Ao chegar, o fatídico 30 de junho encontrou um imprevidente
Ministério da Previdência ainda
dividido quanto à solução a adotar. A corporação da Dataprev
defendia a recontratação da
Unisys.
Decidido a evitar o impensável,
Berzoini optou pelo desaconselhável: contratou, por seis meses,
a empresa Cobra, subsidiária tecnológica do Banco do Brasil. Deu-se em 15 de agosto. Nem sinal de
licitação. Alegaram-se "necessidades emergenciais". Uma
"emergência" prevista desde 1999.
"Não podíamos fazer a licitação
antes de ter clareza sobre a estratégia de migração para um sistema seguro", diz Berzoini. "A pressa é inimiga da perfeição." Na reforma da legislação previdenciária adotou-se tática diversa. Fez-se em oito meses, a toque de caixa, o que FHC não fizera em oito
anos.
A primeira providência da Cobra foi a aquisição de um novo
computador para a Dataprev. O
nome do fornecedor? Unisys.
"Antes de migrar para plataforma mais segura, é preciso aumentar a capacidade do sistema
atual, com taxas de utilização superiores a 90%", alega Berzoini.

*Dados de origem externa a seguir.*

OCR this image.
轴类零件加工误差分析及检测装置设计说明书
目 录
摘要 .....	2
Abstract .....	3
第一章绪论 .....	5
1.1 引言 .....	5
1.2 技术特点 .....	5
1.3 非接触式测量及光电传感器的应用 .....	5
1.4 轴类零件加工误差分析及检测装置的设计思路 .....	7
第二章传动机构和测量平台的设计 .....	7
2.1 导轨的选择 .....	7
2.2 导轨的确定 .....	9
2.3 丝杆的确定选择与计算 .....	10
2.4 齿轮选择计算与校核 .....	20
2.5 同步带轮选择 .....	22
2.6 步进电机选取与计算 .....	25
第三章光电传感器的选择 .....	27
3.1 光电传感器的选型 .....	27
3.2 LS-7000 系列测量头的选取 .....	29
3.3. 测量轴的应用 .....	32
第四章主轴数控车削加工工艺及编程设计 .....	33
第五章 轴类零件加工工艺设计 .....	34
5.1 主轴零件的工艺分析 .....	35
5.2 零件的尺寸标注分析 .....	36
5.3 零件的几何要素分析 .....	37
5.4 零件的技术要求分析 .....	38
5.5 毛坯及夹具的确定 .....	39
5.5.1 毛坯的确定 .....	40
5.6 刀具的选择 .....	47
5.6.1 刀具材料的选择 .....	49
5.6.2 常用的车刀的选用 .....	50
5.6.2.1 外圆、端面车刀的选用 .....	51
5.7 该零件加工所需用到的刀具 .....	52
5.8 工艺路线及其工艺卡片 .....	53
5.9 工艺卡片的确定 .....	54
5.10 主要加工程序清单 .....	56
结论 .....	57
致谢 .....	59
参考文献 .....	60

Só em 25 de setembro o ministro
constituiu um grupo de trabalho
para preparar a ansiada licitação. Não se está falando da aquisição de maquinário novo. Tampouco se está tratando da migração da plataforma fechada para o
sistema aberto. Busca-se, por ora,
apenas a contratação de empresa
capaz de manter o velho parque
tecnológico da Previdência em
movimento.
O contrato com a Cobra sorverá
dos cofres da Previdência R$ 19,3
milhões. "Estamos economizando
dinheiro", festeja Berzoini. De fato, os antigos acertos com a
Unisys previam desembolsos
mensais de R$ 4,3 milhões, contra
R$ 3,2 milhões a serem pagos à
Cobra.
O diabo é que, manuseando os
contratos firmados com a Unisys,
o repórter constatou que, vencido
o prazo de 30 de junho, o custo do
aluguel das máquinas da Dataprev cairia a zero. Restariam despesas com manutenção e aluguel
de softwares. A própria Unisys orçou a continuidade de seus serviços em R$ 2,8 milhões mensais.
Sob FHC, o PT classificava como vício a dispensa de licitação
na Dataprev. Agora, o ex-PT rebatiza o fenômeno. Chama-o de
prudência. O contrato com a Cobra contém cláusula prevendo a
prorrogação por mais um ano.
"Espero que não seja necessário
prorrogar", diz Berzoini. A torcida do Corinthians também espera.